Le député solidaire de Laurier-Dorion, Andrés Fontecilla, a pour sa part condamné ce «très mauvais projet de loi» présenté «sous couvert» de normalisation des nouvelles technologies.

«En réalité, cela ne vise rien de moins que la destruction de l’industrie du taxi telle que nous la connaissons.» -Andrés Fontecilla, député de Québec solidaire (QS)

«À terme, avec ce projet de loi, tout le monde va s’appauvrir», incluant les chauffeurs Uber, d’après le député montréalais. «Plus personne ne pourra gagner sa vie décemment dans le milieu. Au mieux, ce sera un salaire d’appoint. C’est ça, l’économie du partage promise par le ministre Bonnardel», considère-t-il.

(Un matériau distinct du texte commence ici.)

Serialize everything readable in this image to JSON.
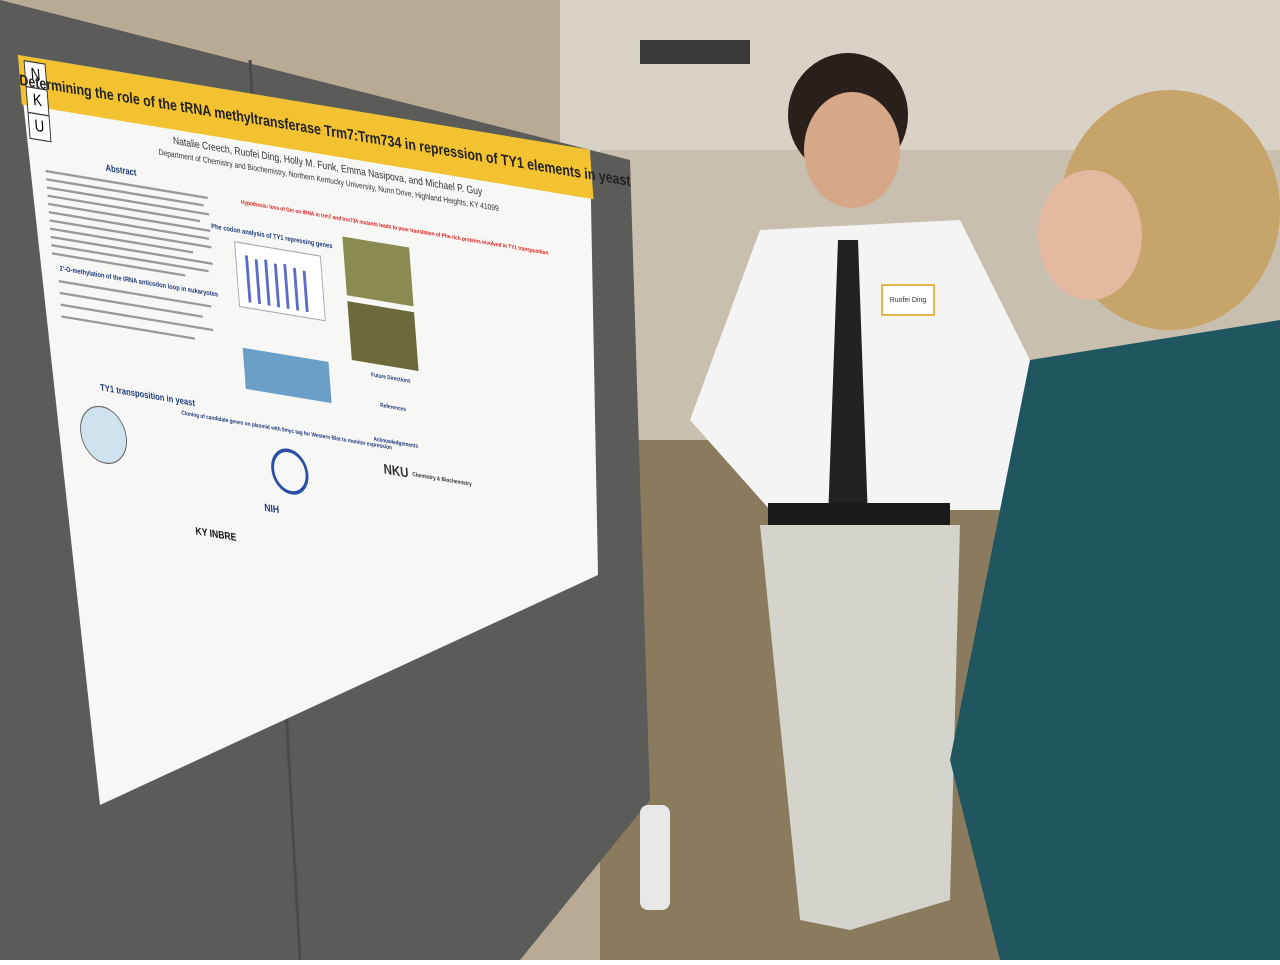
{
  "poster": {
    "logo_letters": [
      "N",
      "K",
      "U"
    ],
    "title": "Determining the role of the tRNA methyltransferase Trm7:Trm734 in repression of TY1 elements in yeast",
    "authors": "Natalie Creech, Ruofei Ding, Holly M. Funk, Emma Nasipova, and Michael P. Guy",
    "affiliation": "Department of Chemistry and Biochemistry, Northern Kentucky University, Nunn Drive, Highland Heights, KY 41099",
    "sections": {
      "abstract": "Abstract",
      "methylation": "2'-O-methylation of the tRNA anticodon loop in eukaryotes",
      "transposition": "TY1 transposition in yeast",
      "hypothesis": "Hypothesis: loss of Gm on tRNA in trm7 and trm734 mutants leads to poor translation of Phe-rich proteins involved in TY1 transposition",
      "codon": "Phe codon analysis of TY1 repressing genes",
      "cloning": "Cloning of candidate genes on plasmid with 9myc tag for Western Blot to monitor expression",
      "future": "Future Directions",
      "references": "References",
      "acknowledgements": "Acknowledgements"
    },
    "logos": {
      "nku": "NKU",
      "dept": "Chemistry & Biochemistry",
      "nih": "NIH",
      "inbre": "KY INBRE"
    }
  },
  "badge": {
    "name": "Ruofei Ding"
  }
}
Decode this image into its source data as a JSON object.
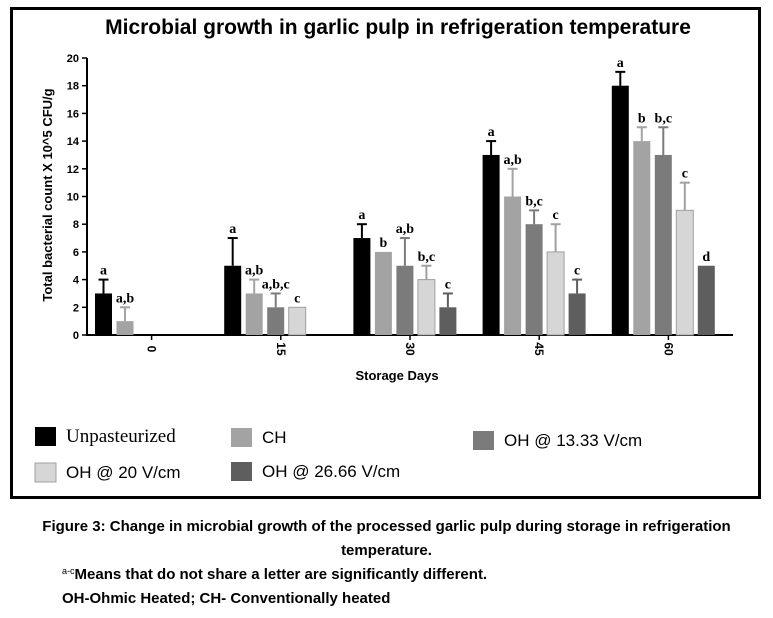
{
  "chart_data": {
    "type": "bar",
    "title": "Microbial growth in garlic pulp in refrigeration temperature",
    "xlabel": "Storage Days",
    "ylabel": "Total bacterial count X 10^5 CFU/g",
    "ylim": [
      0,
      20
    ],
    "yticks": [
      0,
      2,
      4,
      6,
      8,
      10,
      12,
      14,
      16,
      18,
      20
    ],
    "categories": [
      "0",
      "15",
      "30",
      "45",
      "60"
    ],
    "series": [
      {
        "name": "Unpasteurized",
        "color": "#000000",
        "values": [
          3,
          5,
          7,
          13,
          18
        ],
        "errors": [
          1,
          2,
          1,
          1,
          1
        ],
        "labels": [
          "a",
          "a",
          "a",
          "a",
          "a"
        ]
      },
      {
        "name": "CH",
        "color": "#a3a3a3",
        "values": [
          1,
          3,
          6,
          10,
          14
        ],
        "errors": [
          1,
          1,
          0,
          2,
          1
        ],
        "labels": [
          "a,b",
          "a,b",
          "b",
          "a,b",
          "b"
        ]
      },
      {
        "name": "OH @ 13.33 V/cm",
        "color": "#7b7b7b",
        "values": [
          0,
          2,
          5,
          8,
          13
        ],
        "errors": [
          0,
          1,
          2,
          1,
          2
        ],
        "labels": [
          "",
          "a,b,c",
          "a,b",
          "b,c",
          "b,c"
        ]
      },
      {
        "name": "OH @ 20 V/cm",
        "color": "#d6d6d6",
        "values": [
          0,
          2,
          4,
          6,
          9
        ],
        "errors": [
          0,
          0,
          1,
          2,
          2
        ],
        "labels": [
          "",
          "c",
          "b,c",
          "c",
          "c"
        ]
      },
      {
        "name": "OH @ 26.66 V/cm",
        "color": "#5e5e5e",
        "values": [
          0,
          0,
          2,
          3,
          5
        ],
        "errors": [
          0,
          0,
          1,
          1,
          0
        ],
        "labels": [
          "",
          "",
          "c",
          "c",
          "d"
        ]
      }
    ],
    "grid": false,
    "legend_position": "bottom"
  },
  "caption": {
    "title": "Figure 3: Change in microbial growth of the processed garlic pulp during storage in refrigeration temperature.",
    "note_superscript": "a-c",
    "note_text": "Means that do not share a letter are significantly different.",
    "abbreviations": "OH-Ohmic Heated; CH- Conventionally heated"
  }
}
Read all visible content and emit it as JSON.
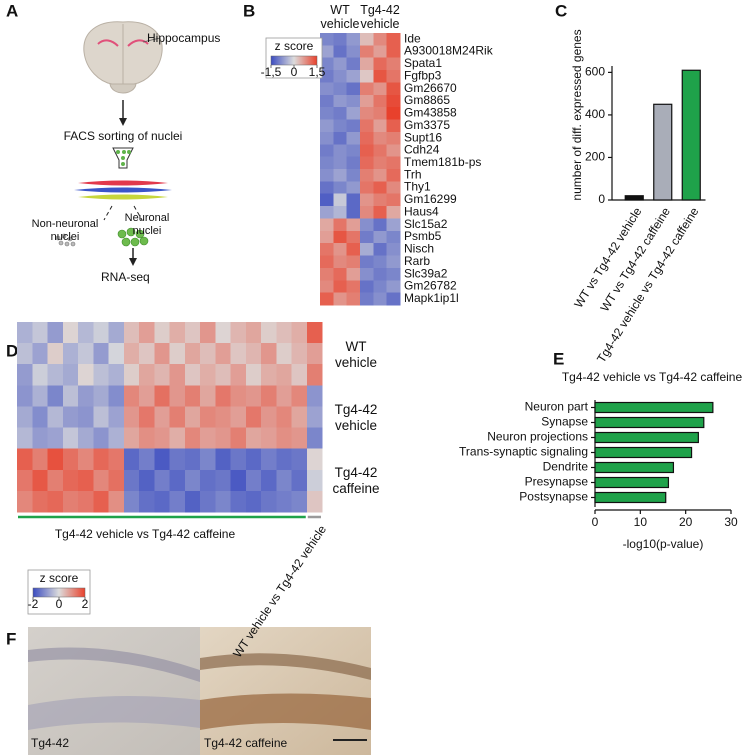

Le chef du Parti vert du Québec (PVQ), Alex Tyrrell, a lui aussi exprimé sa «solidarité» aux chauffeurs, promettant de militer pour la préservation des droits des taxis.

Appelée à réagir, la porte-parole au Ministère des transports du Québec (MTQ), Sarah Bigras, a indiqué que «le droit de manifester est tout à fait légitime», mais que «la modernisation de l’industrie du taxi, attendue depuis longtemps, est nécessaire afin d’en assurer la pérennité».

«Notre gouvernement propose une loi juste qui permet à la fois de rembourser aux titulaires de permis la totalité de la somme payée pour leur acquisition, de remettre plus d’argent dans les poches des chauffeurs et d’améliorer le choix et le service aux usagers», a-t-elle souligné.